Iliad’s Freebox Revolution v6 is a high-grade consumer electronics product that even boasts Philippe Starck’s name on the chassis. A two-box home gateway, home media server, and hybrid DTT and IPTV STB, it incorporates open web video access, home media sharing, a network gaming service, and an SDK that will soon be available for third-party application development. Iliad is experiencing some domestic market challenges and it will be hoping that this feature-loaded box makes up for its lack of mobile offerings relative to its quad-play competitors. However, this is an operator that is taking the best of what is being pushed into the market by the likes of Roku, Boxee, and even disruptive gaming service providers such as a On-Live, and using it to drive customer acquisition and retention, and all through a subsidized sales channel.
 
In the US, information has been leaking into the market about Comcast’s trials of its Xcalibur project in homes in Augusta, Georgia. Far more than just an enhanced STB with access to Comcast’s Xfinity on-demand service library, Xcalibur delivers access to a controlled set of web video content from Comcast’s content partners. It also delivers integrated search across available web content, video stored in the user’s PVR library, and linear programming available through the EPG. This latter innovation is at the heart of the Google TV proposition in this market.
 
The market is seeing sophisticated innovation from the incumbent players to respond to and exploit content and technology strategies being brought into the market by new market entrants. It is arguably easier for Comcast and its technology partners such as NDS to copy the technology innovation being driven by Google than it is for Google to replicate Comcast’s defensible subscriber and content partner assets.
 
 
Is Google regrouping to embed itself in the video supply chain?

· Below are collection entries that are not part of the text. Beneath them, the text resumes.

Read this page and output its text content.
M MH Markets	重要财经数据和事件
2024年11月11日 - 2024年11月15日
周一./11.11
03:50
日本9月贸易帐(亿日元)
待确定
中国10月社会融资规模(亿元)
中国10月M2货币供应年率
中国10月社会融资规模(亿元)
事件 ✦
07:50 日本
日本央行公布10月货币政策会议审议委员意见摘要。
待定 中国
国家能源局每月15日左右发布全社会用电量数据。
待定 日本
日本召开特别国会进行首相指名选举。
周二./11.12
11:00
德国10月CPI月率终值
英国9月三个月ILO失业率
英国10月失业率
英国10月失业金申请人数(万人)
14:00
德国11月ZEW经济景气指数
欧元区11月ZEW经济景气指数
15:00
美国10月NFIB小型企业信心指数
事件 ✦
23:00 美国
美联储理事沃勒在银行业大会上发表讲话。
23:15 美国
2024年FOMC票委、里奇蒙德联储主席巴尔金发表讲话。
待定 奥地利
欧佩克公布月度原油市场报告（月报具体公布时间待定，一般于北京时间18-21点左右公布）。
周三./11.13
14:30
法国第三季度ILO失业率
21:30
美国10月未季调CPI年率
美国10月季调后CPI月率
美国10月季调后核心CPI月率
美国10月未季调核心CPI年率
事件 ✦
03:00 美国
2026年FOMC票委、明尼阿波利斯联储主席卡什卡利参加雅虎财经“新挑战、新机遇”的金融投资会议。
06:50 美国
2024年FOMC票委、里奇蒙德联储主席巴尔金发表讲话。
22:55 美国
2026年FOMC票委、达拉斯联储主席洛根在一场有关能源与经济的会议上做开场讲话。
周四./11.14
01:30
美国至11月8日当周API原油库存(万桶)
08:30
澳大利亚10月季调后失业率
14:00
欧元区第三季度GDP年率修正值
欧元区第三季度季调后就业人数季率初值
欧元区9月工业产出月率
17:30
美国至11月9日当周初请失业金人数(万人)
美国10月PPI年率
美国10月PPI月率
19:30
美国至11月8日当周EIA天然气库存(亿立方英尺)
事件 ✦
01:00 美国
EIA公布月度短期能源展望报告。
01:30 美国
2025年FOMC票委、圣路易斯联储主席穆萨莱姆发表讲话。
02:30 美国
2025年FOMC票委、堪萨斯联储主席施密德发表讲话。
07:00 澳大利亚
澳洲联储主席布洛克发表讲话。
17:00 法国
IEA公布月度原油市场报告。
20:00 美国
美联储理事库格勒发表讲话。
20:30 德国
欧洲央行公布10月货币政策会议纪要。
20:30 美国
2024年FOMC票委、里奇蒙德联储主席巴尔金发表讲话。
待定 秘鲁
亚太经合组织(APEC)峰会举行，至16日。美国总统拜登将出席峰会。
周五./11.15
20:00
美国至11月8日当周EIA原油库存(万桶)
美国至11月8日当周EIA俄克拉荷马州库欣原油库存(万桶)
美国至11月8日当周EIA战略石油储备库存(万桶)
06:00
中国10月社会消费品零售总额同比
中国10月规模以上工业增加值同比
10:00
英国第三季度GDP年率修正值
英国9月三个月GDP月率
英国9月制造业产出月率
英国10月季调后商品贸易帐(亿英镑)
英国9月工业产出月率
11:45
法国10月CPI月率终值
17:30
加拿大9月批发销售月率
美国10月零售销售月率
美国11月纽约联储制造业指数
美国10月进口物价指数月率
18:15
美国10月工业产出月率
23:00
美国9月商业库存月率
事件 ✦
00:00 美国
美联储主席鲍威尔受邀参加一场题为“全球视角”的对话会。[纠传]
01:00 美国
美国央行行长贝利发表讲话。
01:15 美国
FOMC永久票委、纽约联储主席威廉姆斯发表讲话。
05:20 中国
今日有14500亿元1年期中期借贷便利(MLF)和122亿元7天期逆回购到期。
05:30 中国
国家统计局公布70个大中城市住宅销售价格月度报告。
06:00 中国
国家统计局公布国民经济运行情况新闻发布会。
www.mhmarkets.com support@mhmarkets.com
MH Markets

This reality may have had some bearing on why Google pulled its latest Google TV hardware from CES, and may have been one of the reasons why it acquired Widevine, an established DRM and video distribution technology provider, in late November. Widevine’s DRM technology is widely used in operator CPE hardware, is trusted by content providers, and is one of the five DRM technologies approved by the Digital Entertainment Content Ecosystem (DECE) project. Rather than go for straight displacement of multichannel operators’ hold on HDMI port 1 of the end user’s primary television, Google may be repositioning to leverage itself deeper into the emerging supply chain architecture of on-demand web video – the overarching trend that cuts across all players in this market.
 
The challenge for Boxee and Roku, if they invest to grow beyond their current limited market niche, will therefore be to innovate fast enough to stay ahead of the pay-TV platform operator, CE manufacturer, and games consoles platform operator. Traditionally that would have been an easy challenge, at least relative to the pay-TV operator, but today that strategic advantage is closing fast.
 
Can Apple trap lightning in a bottle twice?
The outlier scenario for Apple is that it manages to trap lightning in a bottle twice and push the App Store and iTunes Store ecosystem onto the television via the Apple TV’s UDP-based AirPlay feature. This in theory allows the user to view, share, and interact with content from iPhone, iPod Touch, and iPad devices on the television. The success of the App Store was hugely important for the successful launch of the iPad in 2010. Ovum’s experience with AirPlay on the Apple TV is that it is not yet fully stable, but extending the iTunes and App Store music, video, and gaming library onto the TV has the potential to be a very powerful move. Whether it will be powerful enough to give Apple TV critical mass in the market is a question that may be answered in 2011.